Anyhow, this burning technique looks really great, I see a lot of potential with it. I wonder if you could pull off any sort of prints by doing charcoal rubbings on sheets of paper against the burnt pattern? You might consider burning the linework into the wood deep enough for something like that to work? I'm looking forward to seeing where you go with this. You might also consider carving the wood into an interesting object, maybe carve the edges to resemble the imagery on the surface?

So far as digital clean up being considered cheating, hell no.

Human Mollusk said...

Hm, I must have missed (or forgotten about) the decision on discontinuing the voting thing. Sorry.

MD Encolpius said...

Photoshop is not cheating, it is a tool.

Artist Anika said...

I agree with your need to do something drawing based. I'm not a painter either, and prefer to draw. Your pyrography is looking good, and I am definitely envious of your kit. Mine, unfortunately, is tiny: Just the burner and about 5 different tips. You might be interested in looking at this page Pyrography.
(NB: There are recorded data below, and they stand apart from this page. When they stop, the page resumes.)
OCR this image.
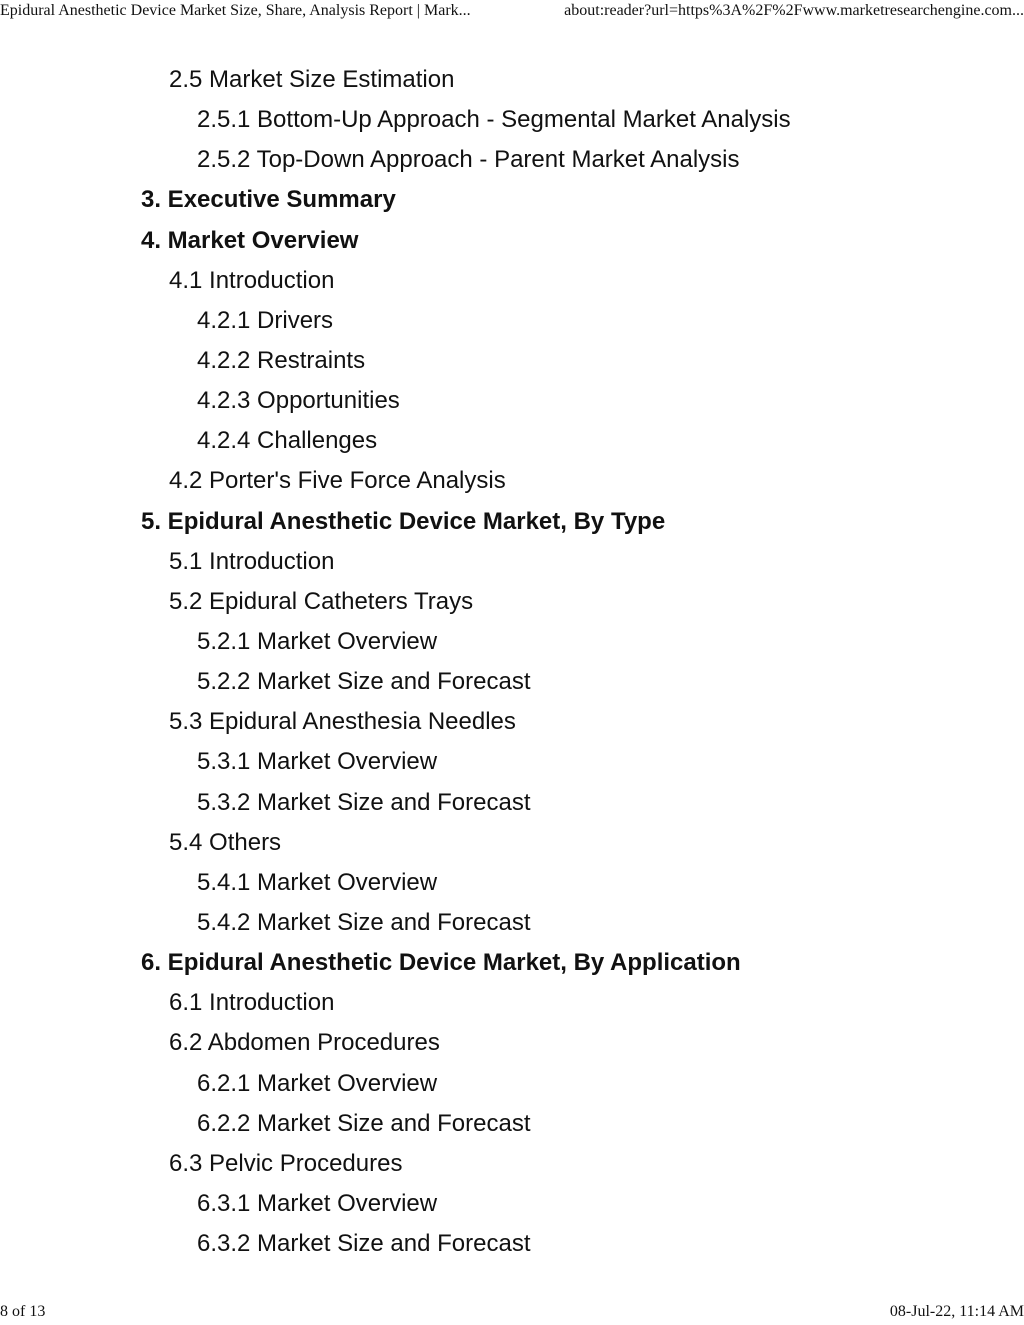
Epidural Anesthetic Device Market Size, Share, Analysis Report | Mark...	about:reader?url=https%3A%2F%2Fwww.marketresearchengine.com...
2.5 Market Size Estimation
2.5.1 Bottom-Up Approach - Segmental Market Analysis
2.5.2 Top-Down Approach - Parent Market Analysis
3. Executive Summary
4. Market Overview
4.1 Introduction
4.2.1 Drivers
4.2.2 Restraints
4.2.3 Opportunities
4.2.4 Challenges
4.2 Porter's Five Force Analysis
5. Epidural Anesthetic Device Market, By Type
5.1 Introduction
5.2 Epidural Catheters Trays
5.2.1 Market Overview
5.2.2 Market Size and Forecast
5.3 Epidural Anesthesia Needles
5.3.1 Market Overview
5.3.2 Market Size and Forecast
5.4 Others
5.4.1 Market Overview
5.4.2 Market Size and Forecast
6. Epidural Anesthetic Device Market, By Application
6.1 Introduction
6.2 Abdomen Procedures
6.2.1 Market Overview
6.2.2 Market Size and Forecast
6.3 Pelvic Procedures
6.3.1 Market Overview
6.3.2 Market Size and Forecast
8 of 13	08-Jul-22, 11:14 AM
It talks about the different media you can use pyrography on and gives a few tips.

Luke Pski said...

Thanks Anika!- Helpful link, for sure.

Paleo said...


Hey Luke, congratulations on your new house, pet and drawing technique.
whirlwind days for sure!

The little quadruped fella looks like a Clint to me. Tough and leathery, even while being cute.
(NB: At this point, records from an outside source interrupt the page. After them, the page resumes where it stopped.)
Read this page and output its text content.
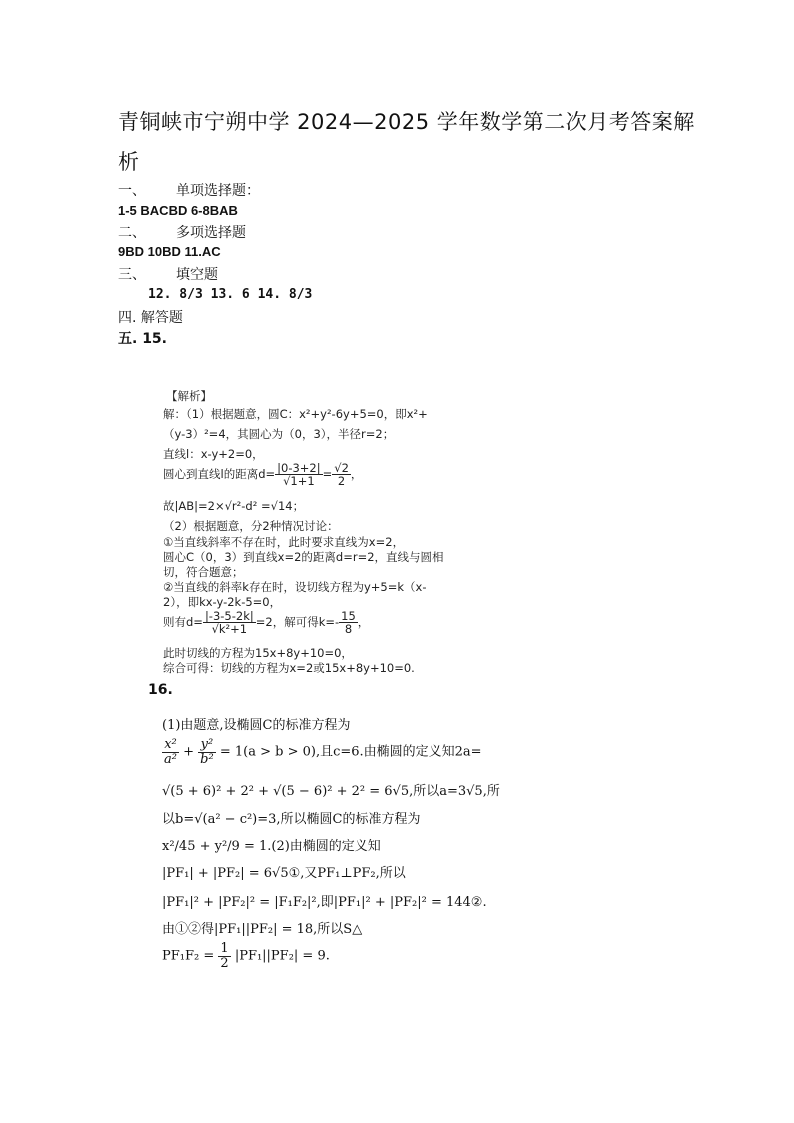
青铜峡市宁朔中学 2024—2025 学年数学第二次月考答案解
析
一、 单项选择题：
1-5 BACBD 6-8BAB
二、 多项选择题
9BD 10BD 11.AC
三、 填空题
12. 8/3 13. 6 14. 8/3
四. 解答题
五. 15.
【解析】
解：（1）根据题意，圆C：x²+y²-6y+5=0，即x²+
（y-3）²=4，其圆心为（0，3），半径r=2；
直线l：x-y+2=0，
圆心到直线l的距离$d= \frac{|0-3+2|}{√1+1} = \frac{√2}{2}$ ，
故|AB|=2×√r²-d² =√14；
（2）根据题意，分2种情况讨论：
①当直线斜率不存在时，此时要求直线为x=2，
圆心C（0，3）到直线x=2的距离d=r=2，直线与圆相
切，符合题意；
②当直线的斜率k存在时，设切线方程为y+5=k（x-
2），即kx-y-2k-5=0，
则有$d= \frac{|-3-5-2k|}{\text{√k²+1}} =2$，解可得$k=- \frac{15}{8}$ ，
此时切线的方程为15x+8y+10=0，
综合可得：切线的方程为x=2或15x+8y+10=0.
16.
(1)由题意,设椭圆C的标准方程为
$\frac{\text{x²}}{\text{a²}} + \frac{\text{y²}}{\text{b²}} = 1(a > b > 0)$,且c=6.由椭圆的定义知2a=
√(5 + 6)² + 2² + √(5 − 6)² + 2² = 6√5,所以a=3√5,所
以b=√(a² − c²)=3,所以椭圆C的标准方程为
x²/45 + y²/9 = 1.(2)由椭圆的定义知
|PF₁| + |PF₂| = 6√5①,又PF₁⊥PF₂,所以
|PF₁|² + |PF₂|² = |F₁F₂|²,即|PF₁|² + |PF₂|² = 144②.
由①②得|PF₁||PF₂| = 18,所以S△
$PF_1F_2 = \frac{1}{2} |PF_1||PF_2| = 9$.
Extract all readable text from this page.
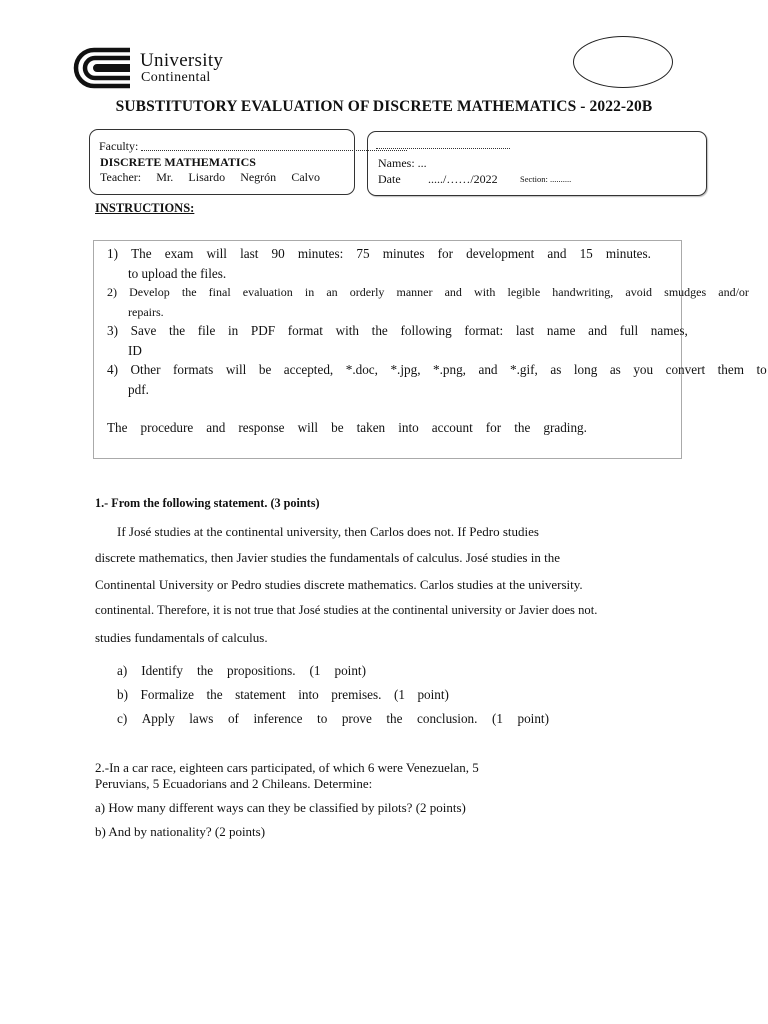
University
Continental
SUBSTITUTORY EVALUATION OF DISCRETE MATHEMATICS - 2022-20B
Faculty:
DISCRETE MATHEMATICS
Teacher: Mr. Lisardo Negrón Calvo
Names: ...
Date ...../……/2022	Section: ..........
INSTRUCTIONS:
1) The exam will last 90 minutes: 75 minutes for development and 15 minutes.
to upload the files.
2) Develop the final evaluation in an orderly manner and with legible handwriting, avoid smudges and/or
repairs.
3) Save the file in PDF format with the following format: last name and full names,
ID
4) Other formats will be accepted, *.doc, *.jpg, *.png, and *.gif, as long as you convert them to
pdf.
The procedure and response will be taken into account for the grading.
1.- From the following statement. (3 points)
If José studies at the continental university, then Carlos does not. If Pedro studies
discrete mathematics, then Javier studies the fundamentals of calculus. José studies in the
Continental University or Pedro studies discrete mathematics. Carlos studies at the university.
continental. Therefore, it is not true that José studies at the continental university or Javier does not.
studies fundamentals of calculus.
a) Identify the propositions. (1 point)
b) Formalize the statement into premises. (1 point)
c) Apply laws of inference to prove the conclusion. (1 point)
2.-In a car race, eighteen cars participated, of which 6 were Venezuelan, 5
Peruvians, 5 Ecuadorians and 2 Chileans. Determine:
a) How many different ways can they be classified by pilots? (2 points)
b) And by nationality? (2 points)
The woodburning seems a great idea, i have a weakness for carpentry, not that i know anything about it, but it runs in the family.

I do echo Aeron's idea in a way, being wood, it asks to be carved/built with, but have you think of doing carved wooden cubes? like boxes you can pile on creating diferent designs.
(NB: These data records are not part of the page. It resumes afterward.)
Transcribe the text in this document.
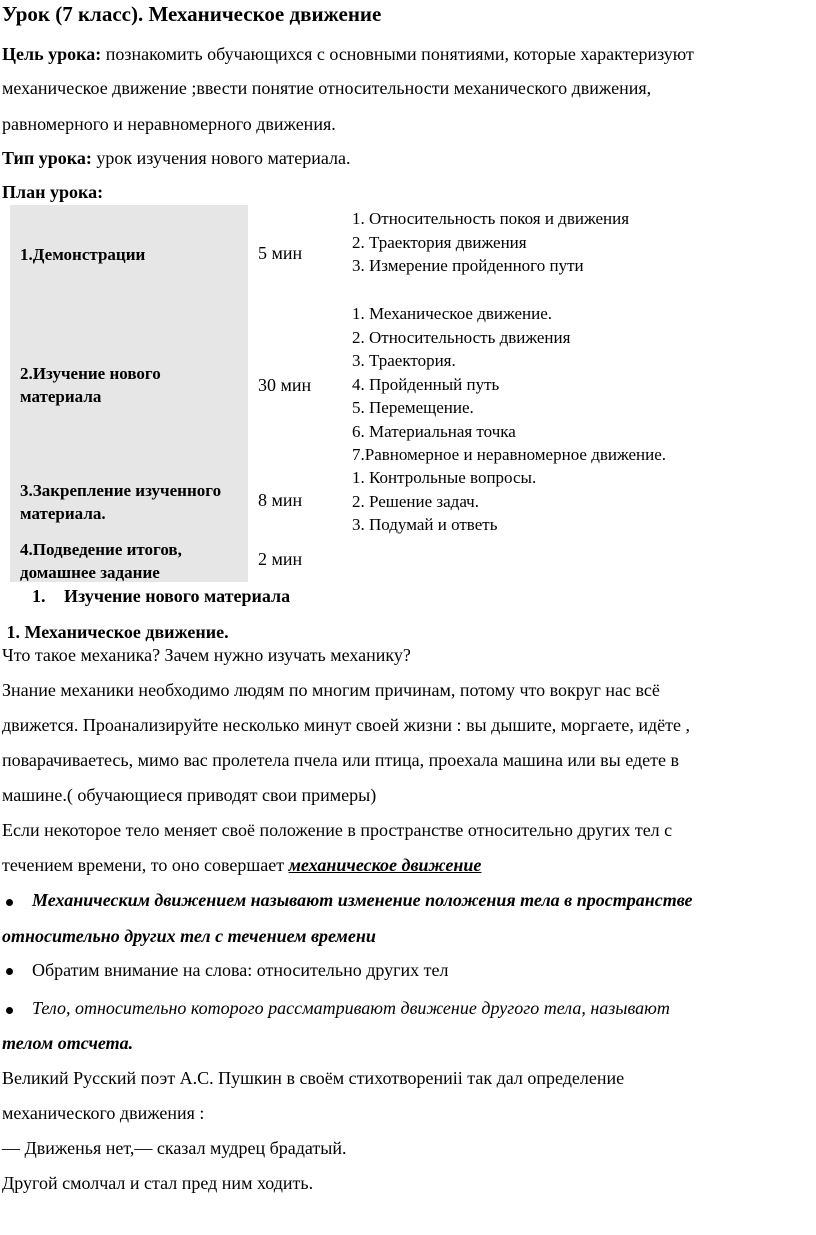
Урок (7 класс). Механическое движение
Цель урока: познакомить обучающихся с основными понятиями, которые характеризуют
механическое движение ;ввести понятие относительности механического движения,
равномерного и неравномерного движения.
Тип урока: урок изучения нового материала.
План урока:
1.Демонстрации	5 мин
1. Относительность покоя и движения
2. Траектория движения
3. Измерение пройденного пути
2.Изучение нового материала
30 мин
1. Механическое движение.
2. Относительность движения
3. Траектория.
4. Пройденный путь
5. Перемещение.
6. Материальная точка
7.Равномерное и неравномерное движение.
3.Закрепление изученного материала.
8 мин
1. Контрольные вопросы.
2. Решение задач.
3. Подумай и ответь
4.Подведение итогов, домашнее задание
2 мин
1. Изучение нового материала
1. Механическое движение.
Что такое механика? Зачем нужно изучать механику?
Знание механики необходимо людям по многим причинам, потому что вокруг нас всё
движется. Проанализируйте несколько минут своей жизни : вы дышите, моргаете, идёте ,
поварачиваетесь, мимо вас пролетела пчела или птица, проехала машина или вы едете в
машине.( обучающиеся приводят свои примеры)
Если некоторое тело меняет своё положение в пространстве относительно других тел с
течением времени, то оно совершает механическое движение
Механическим движением называют изменение положения тела в пространстве
относительно других тел с течением времени
Обратим внимание на слова: относительно других тел
Тело, относительно которого рассматривают движение другого тела, называют
телом отсчета.
Великий Русский поэт А.С. Пушкин в своём стихотворениіі так дал определение
механического движения :
— Движенья нет,— сказал мудрец брадатый.
Другой смолчал и стал пред ним ходить.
And pleeeze, cheating?! Pffhhh...

Sean Goblin said...

Woodburning=fun & a little gimicky/kitschy, but when is that bad? Photoshop is only cheating if the rules have been agreed upon. Personally, i'm using the computer less & less & discouraging others from using it, trying to get them to agree with the rules... most people don't! That's fine.

Luke Pski said...

Yeah, I kind of resisted burning cause of its association with kitsch, at least here in the US, but hopefully what I do with it will be really unkitschy.
I've definitely thought about burning on 3d objects but that's down the road.I'm still trying to work out how to make consistent marks with the thing.
It would be cool to carve little blocky creatures and drench them in ornamental lines and I've also thought about doing wood boxes with crazy lettering on them that I thought could be peoples' initials or something.
I'm going to come home from work today and burn for as long as I can..

Sean Goblin said...

The smell can't be beat. I like taking the wood & going crazy with it as an idea. Like totally marked up characters? Cool.

Jeffrey Meyer said...

Luke, have you seen Yves Klein's "fire paintings"?

Luke Pski said...

Hadn't seen those before Jeffrey. Some are really interesting. I have seen that one Chinese guy who uses gunpowder.

Robert Adam Gilmour said...

I struggle to see how woodburning could be kitsch. I like what I see.

You'll know what I personally feel about adjusting art digitally,, I try to create something that will look great by itself and hope that I will no longer have to adjust contrasts someday. But I'd discourage people from re-drawing and fixing stuff digitally. But do what you like and are comfortable with.
I just want to be able to pick up all these drawings in my old age and like what I see. Be able to look at proper finished art.

That dog looks like such a little sweetie,, I can only jokingly suggest Bosch or Durer.